Embora o Ministro Humberto Martins tenha acompanhado o encaminhamento da relatora, outros julgadores divergiram quanto a esse ponto, trazendo o segundo aspecto que merece atenção. O Ministro Moura Ribeiro, que concordou ser possível cobrar valores de mensalidade diferentes de calouros e veteranos, divergiu do encaminhamento pela anulação da sentença.
Em síntese, o Ministro considerou que a decisão do Juízo na primeira instância, que reconheceu ter havido alteração do método de ensino a justificar a aplicação de valores distintos, pautou-se nas provas documentais constantes nos autos, as quais foram suficientes para dirimir a controvérsia. Para além disso, considerou que as partes não se opuseram ao julgamento antecipado da lide, o que corroboraria com a desnecessidade da dilação probatória para demonstrar o fato constitutivo ou extintivo de direito.
Nesse contexto, o Ministro votou pelo integral provimento do recurso, restabelecendo a sentença de improcedência, no que foi acompanhado pelos Ministros Ricardo Villas Bôas Cueva e Marco Aurélio Bellizze, formando maioria (o acórdão ainda aguarda finalização e publicação, e todas as informações aqui citadas foram extraídas das discussões e votos lidos durante a sessão de julgamento ocorrida em 16 de abril de 2024).

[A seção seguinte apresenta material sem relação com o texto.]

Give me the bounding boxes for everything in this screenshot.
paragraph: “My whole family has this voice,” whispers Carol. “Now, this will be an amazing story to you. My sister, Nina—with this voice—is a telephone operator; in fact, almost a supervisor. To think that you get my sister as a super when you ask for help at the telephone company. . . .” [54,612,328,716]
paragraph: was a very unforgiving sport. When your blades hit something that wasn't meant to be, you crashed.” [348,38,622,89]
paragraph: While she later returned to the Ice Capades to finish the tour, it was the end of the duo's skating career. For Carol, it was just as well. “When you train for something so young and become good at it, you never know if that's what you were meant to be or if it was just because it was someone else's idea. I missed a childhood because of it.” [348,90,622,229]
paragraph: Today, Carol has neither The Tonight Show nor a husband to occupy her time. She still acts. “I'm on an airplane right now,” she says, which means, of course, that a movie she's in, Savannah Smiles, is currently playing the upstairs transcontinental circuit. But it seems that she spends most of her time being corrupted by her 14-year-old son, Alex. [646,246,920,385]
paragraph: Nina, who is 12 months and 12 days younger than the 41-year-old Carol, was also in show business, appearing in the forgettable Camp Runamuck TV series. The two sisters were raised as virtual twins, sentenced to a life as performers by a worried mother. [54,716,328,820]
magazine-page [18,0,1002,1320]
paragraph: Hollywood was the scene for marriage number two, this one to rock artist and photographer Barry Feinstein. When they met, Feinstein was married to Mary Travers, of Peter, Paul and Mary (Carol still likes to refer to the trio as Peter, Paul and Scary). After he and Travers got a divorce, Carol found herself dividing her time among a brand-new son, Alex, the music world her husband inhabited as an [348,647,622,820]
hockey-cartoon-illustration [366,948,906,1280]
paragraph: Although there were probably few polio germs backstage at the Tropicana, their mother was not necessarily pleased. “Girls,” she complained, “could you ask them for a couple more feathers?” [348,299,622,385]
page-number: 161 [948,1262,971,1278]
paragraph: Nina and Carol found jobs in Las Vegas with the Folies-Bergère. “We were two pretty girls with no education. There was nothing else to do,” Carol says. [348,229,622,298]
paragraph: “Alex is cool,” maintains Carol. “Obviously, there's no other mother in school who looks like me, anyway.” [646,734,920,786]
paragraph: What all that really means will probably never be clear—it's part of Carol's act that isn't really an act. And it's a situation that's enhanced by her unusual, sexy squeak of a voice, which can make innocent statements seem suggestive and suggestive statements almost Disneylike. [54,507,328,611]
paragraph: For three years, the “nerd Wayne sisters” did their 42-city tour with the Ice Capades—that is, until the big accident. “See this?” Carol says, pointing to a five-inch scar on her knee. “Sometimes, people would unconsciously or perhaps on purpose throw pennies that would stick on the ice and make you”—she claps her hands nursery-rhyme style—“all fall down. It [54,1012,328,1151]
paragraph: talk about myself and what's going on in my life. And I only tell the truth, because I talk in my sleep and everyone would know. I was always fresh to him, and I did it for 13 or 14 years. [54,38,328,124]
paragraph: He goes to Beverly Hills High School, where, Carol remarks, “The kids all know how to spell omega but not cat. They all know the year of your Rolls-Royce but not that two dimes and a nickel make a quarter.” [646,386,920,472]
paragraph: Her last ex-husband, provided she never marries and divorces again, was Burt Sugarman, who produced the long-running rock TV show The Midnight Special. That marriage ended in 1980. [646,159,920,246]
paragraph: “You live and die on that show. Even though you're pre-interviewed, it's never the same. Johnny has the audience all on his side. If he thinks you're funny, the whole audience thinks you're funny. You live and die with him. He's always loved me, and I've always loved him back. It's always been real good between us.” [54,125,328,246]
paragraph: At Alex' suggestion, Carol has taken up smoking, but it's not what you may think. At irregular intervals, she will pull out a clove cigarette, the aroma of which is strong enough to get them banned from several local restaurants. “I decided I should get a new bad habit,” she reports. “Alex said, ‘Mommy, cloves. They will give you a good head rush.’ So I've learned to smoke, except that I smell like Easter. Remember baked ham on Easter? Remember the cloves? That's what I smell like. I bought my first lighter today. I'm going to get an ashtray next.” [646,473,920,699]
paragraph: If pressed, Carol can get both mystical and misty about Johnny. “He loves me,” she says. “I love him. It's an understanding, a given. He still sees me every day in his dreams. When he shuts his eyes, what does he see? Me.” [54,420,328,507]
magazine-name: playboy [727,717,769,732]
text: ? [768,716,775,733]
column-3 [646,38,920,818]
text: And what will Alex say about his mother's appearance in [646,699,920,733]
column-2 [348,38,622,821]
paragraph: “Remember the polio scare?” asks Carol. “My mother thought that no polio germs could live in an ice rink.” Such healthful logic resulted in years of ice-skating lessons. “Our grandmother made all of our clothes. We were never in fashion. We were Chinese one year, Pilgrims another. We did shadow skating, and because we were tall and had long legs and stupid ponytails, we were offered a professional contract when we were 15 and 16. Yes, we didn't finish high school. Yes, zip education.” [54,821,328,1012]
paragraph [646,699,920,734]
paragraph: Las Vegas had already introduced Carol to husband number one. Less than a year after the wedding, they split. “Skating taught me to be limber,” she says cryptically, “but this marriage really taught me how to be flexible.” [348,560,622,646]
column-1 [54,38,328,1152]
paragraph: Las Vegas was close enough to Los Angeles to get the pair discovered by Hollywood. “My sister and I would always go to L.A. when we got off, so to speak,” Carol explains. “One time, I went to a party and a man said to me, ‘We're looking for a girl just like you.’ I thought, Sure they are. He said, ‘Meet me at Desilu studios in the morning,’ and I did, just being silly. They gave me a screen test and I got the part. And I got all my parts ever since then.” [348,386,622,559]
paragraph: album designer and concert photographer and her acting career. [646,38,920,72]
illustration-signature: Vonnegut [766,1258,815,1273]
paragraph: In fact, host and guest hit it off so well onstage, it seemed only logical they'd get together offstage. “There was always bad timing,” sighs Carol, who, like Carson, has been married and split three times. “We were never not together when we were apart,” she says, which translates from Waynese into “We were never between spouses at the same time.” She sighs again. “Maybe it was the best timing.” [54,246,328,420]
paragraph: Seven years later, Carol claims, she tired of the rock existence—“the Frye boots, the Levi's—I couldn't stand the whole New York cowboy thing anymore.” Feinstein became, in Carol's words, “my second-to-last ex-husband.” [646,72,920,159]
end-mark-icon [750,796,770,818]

Esse segundo elemento chama a atenção porque a Turma pode ter interpretado que mesmo a prática de preços de ingresso distintos depende da demonstração de elevação de custos de um semestre a outro, o que está em contraste com outros precedentes do STJ e a prática do mercado. É importante, assim, acompanhar o desenvolvimento do tema no âmbito do STJ.